Extraction of oil and mineral resources is likely to be the greatest direct human disturbance in the arctic. Although the spatial extent of these disturbances is small, their impacts can be far-reaching because of road and pipeline systems associated with them (Walker et al., 1987). Roads in particular open previously inaccessible areas to new development, either directly related to tourism and hunting or to support facilities for resource extraction.
Changes in goods and services in alpine ecosystems are likely to be dominated by changes in land use associated with grazing, recreation, and other direct impacts, as a result of their proximity to population centers (Körner, 1999; Walker et al., 2001). Many of the alpine zones with greatest biodiversity, such as the Caucasus and Himalayas, are areas where human population pressures may lead to most pronounced land-use change in alpine zones (Akakhanjanz and Breckle, 1995). Direct impacts from human activities are likely to be most pronounced in lower elevational zones that are most accessible to people (Körner, 1999). Improved road access to alpine areas often increases human use for recreation, mining, and grazing and increased forestry pressure at lower elevations (Miller et al., 1996). Overgrazing and trampling by people and animals may tend to destabilize vegetation, leading to erosion and loss of soils that are the long-term basis of the productive capacity of alpine ecosystems.

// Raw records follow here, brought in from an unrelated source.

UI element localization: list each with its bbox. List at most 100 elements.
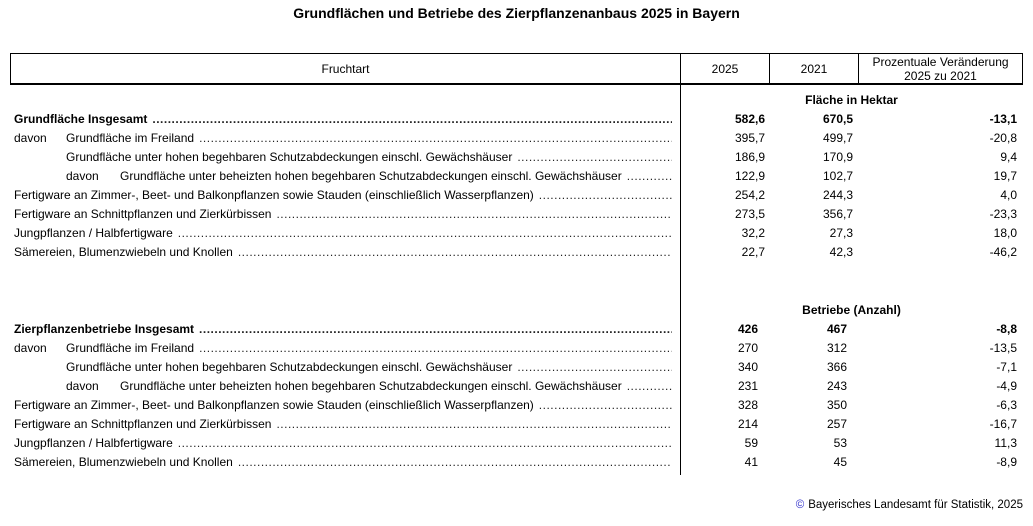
leader-dots [534, 396, 672, 415]
value-2025: 32,2 [741, 226, 765, 240]
column-header-2025: 2025 [680, 54, 769, 83]
leader-dots [194, 339, 672, 358]
row-label-area: Jungpflanzen / Halbfertigware [10, 224, 680, 243]
value-change: -8,8 [996, 322, 1017, 336]
table-row: Grundfläche unter hohen begehbaren Schut… [10, 358, 1023, 377]
row-label: Fertigware an Zimmer-, Beet- und Balkonp… [14, 398, 534, 412]
value-2025: 270 [737, 341, 758, 355]
table-row: Fertigware an Zimmer-, Beet- und Balkonp… [10, 396, 1023, 415]
leader-dots [194, 320, 672, 339]
unit-row-spacer [10, 301, 680, 320]
value-2021: 499,7 [822, 131, 853, 145]
value-2025: 254,2 [734, 188, 765, 202]
copyright-symbol: © [795, 499, 805, 511]
value-2025: 273,5 [734, 207, 765, 221]
row-label: Grundfläche unter beheizten hohen begehb… [120, 379, 622, 393]
value-change: -8,9 [996, 455, 1017, 469]
value-change: -13,5 [989, 341, 1017, 355]
value-2021: 27,3 [829, 226, 853, 240]
value-2025: 582,6 [734, 112, 765, 126]
leader-dots [233, 453, 672, 472]
page-title: Grundflächen und Betriebe des Zierpflanz… [293, 5, 740, 21]
table-row: Fertigware an Zimmer-, Beet- und Balkonp… [10, 186, 1023, 205]
row-label-area: Fertigware an Schnittpflanzen und Zierkü… [10, 415, 680, 434]
column-header-fruchtart: Fruchtart [321, 61, 370, 76]
table-row: Fertigware an Schnittpflanzen und Zierkü… [10, 205, 1023, 224]
value-change: -7,1 [996, 360, 1017, 374]
row-label-area: Zierpflanzenbetriebe Insgesamt [10, 320, 680, 339]
row-label: Grundfläche im Freiland [66, 341, 195, 355]
value-2021: 45 [833, 455, 847, 469]
copyright: © Bayerisches Landesamt für Statistik, 20… [796, 499, 1023, 511]
row-label-area: davon Grundfläche im Freiland [10, 339, 680, 358]
leader-dots [512, 148, 672, 167]
table-row: davon Grundfläche unter beheizten hohen b… [10, 167, 1023, 186]
value-2025: 214 [737, 417, 758, 431]
davon-label: davon [66, 169, 99, 183]
row-label: Jungpflanzen / Halbfertigware [14, 226, 173, 240]
value-2021: 257 [826, 417, 847, 431]
value-change: 11,3 [994, 436, 1017, 450]
value-2021: 244,3 [822, 188, 853, 202]
leader-dots [147, 110, 672, 129]
row-label-area: Sämereien, Blumenzwiebeln und Knollen [10, 453, 680, 472]
column-divider-line [680, 85, 681, 475]
leader-dots [173, 434, 672, 453]
leader-dots [233, 243, 672, 262]
leader-dots [271, 205, 672, 224]
row-label: Grundfläche unter hohen begehbaren Schut… [66, 150, 513, 164]
value-2025: 340 [737, 360, 758, 374]
section-unit-header: Fläche in Hektar [805, 93, 898, 107]
column-header-change-line2: 2025 zu 2021 [904, 68, 977, 83]
value-change: -20,8 [989, 131, 1017, 145]
table-row: Grundfläche unter hohen begehbaren Schut… [10, 148, 1023, 167]
table-row: Grundfläche Insgesamt 582,6 670,5 -13,1 [10, 110, 1023, 129]
value-change: -23,3 [989, 207, 1017, 221]
row-label-area: davon Grundfläche im Freiland [10, 129, 680, 148]
row-label: Grundfläche unter hohen begehbaren Schut… [66, 360, 513, 374]
table-row: davon Grundfläche im Freiland 395,7 499,7 -2… [10, 129, 1023, 148]
unit-row-spacer [10, 91, 680, 110]
leader-dots [512, 358, 672, 377]
value-2025: 231 [737, 379, 758, 393]
row-label: Sämereien, Blumenzwiebeln und Knollen [14, 245, 233, 259]
davon-label [14, 167, 66, 186]
row-label-area: davon Grundfläche unter beheizten hohen b… [10, 377, 680, 396]
value-2021: 243 [826, 379, 847, 393]
table-row: Jungpflanzen / Halbfertigware 59 53 11,3 [10, 434, 1023, 453]
davon-label [14, 148, 66, 167]
value-2021: 467 [826, 322, 847, 336]
davon-label: davon [14, 131, 47, 145]
value-2025: 426 [737, 322, 758, 336]
value-2021: 53 [833, 436, 847, 450]
value-change: 9,4 [1000, 150, 1017, 164]
table-row: Sämereien, Blumenzwiebeln und Knollen 22,… [10, 243, 1023, 262]
row-label: Grundfläche Insgesamt [14, 112, 148, 126]
value-2025: 22,7 [741, 245, 765, 259]
section-unit-header: Betriebe (Anzahl) [802, 303, 901, 317]
value-change: -16,7 [989, 417, 1017, 431]
leader-dots [622, 167, 672, 186]
row-label: Grundfläche unter beheizten hohen begehb… [120, 169, 622, 183]
davon-label [14, 377, 66, 396]
row-label-area: Grundfläche unter hohen begehbaren Schut… [10, 358, 680, 377]
value-2021: 170,9 [822, 150, 853, 164]
leader-dots [622, 377, 672, 396]
value-2021: 42,3 [829, 245, 853, 259]
column-header-2021: 2021 [769, 54, 858, 83]
leader-dots [271, 415, 672, 434]
value-2021: 312 [826, 341, 847, 355]
table-row: Fertigware an Schnittpflanzen und Zierkü… [10, 415, 1023, 434]
row-label-area: Grundfläche unter hohen begehbaren Schut… [10, 148, 680, 167]
row-label: Sämereien, Blumenzwiebeln und Knollen [14, 455, 233, 469]
value-change: 19,7 [993, 169, 1017, 183]
leader-dots [194, 129, 672, 148]
value-2025: 59 [744, 436, 758, 450]
value-2025: 328 [737, 398, 758, 412]
table-row: Sämereien, Blumenzwiebeln und Knollen 41 4… [10, 453, 1023, 472]
table-section-1: Fläche in Hektar Grundfläche Insgesamt 582… [10, 91, 1023, 262]
value-change: -6,3 [996, 398, 1017, 412]
leader-dots [534, 186, 672, 205]
table-section-2: Betriebe (Anzahl) Zierpflanzenbetriebe In… [10, 301, 1023, 472]
row-label: Jungpflanzen / Halbfertigware [14, 436, 173, 450]
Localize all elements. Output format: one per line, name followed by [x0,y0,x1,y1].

Alpine areas that are downwind of human population or industrial centers experience substantial rates of nitrogen deposition and acid rain (Körner, 1999). Continued nitrogen deposition at high altitudes, along with changes in land use that lead to soil erosion, can threaten provision of clean water to surrounding regions. Nitrogen deposition occurs primarily during the winter and is transmitted directly to streams during snowmelt, so it readily enters water supplies (Körner, 1999). Many places that use water from alpine areas depend on slow release of the water by melting of snowfields in spring and summer. Warming is likely to create a shortened snowmelt season, with rapid water release creating floods and, later, growing-season droughts. These changes in seasonality, combined with increased harvest in montane forests, would amplify floods.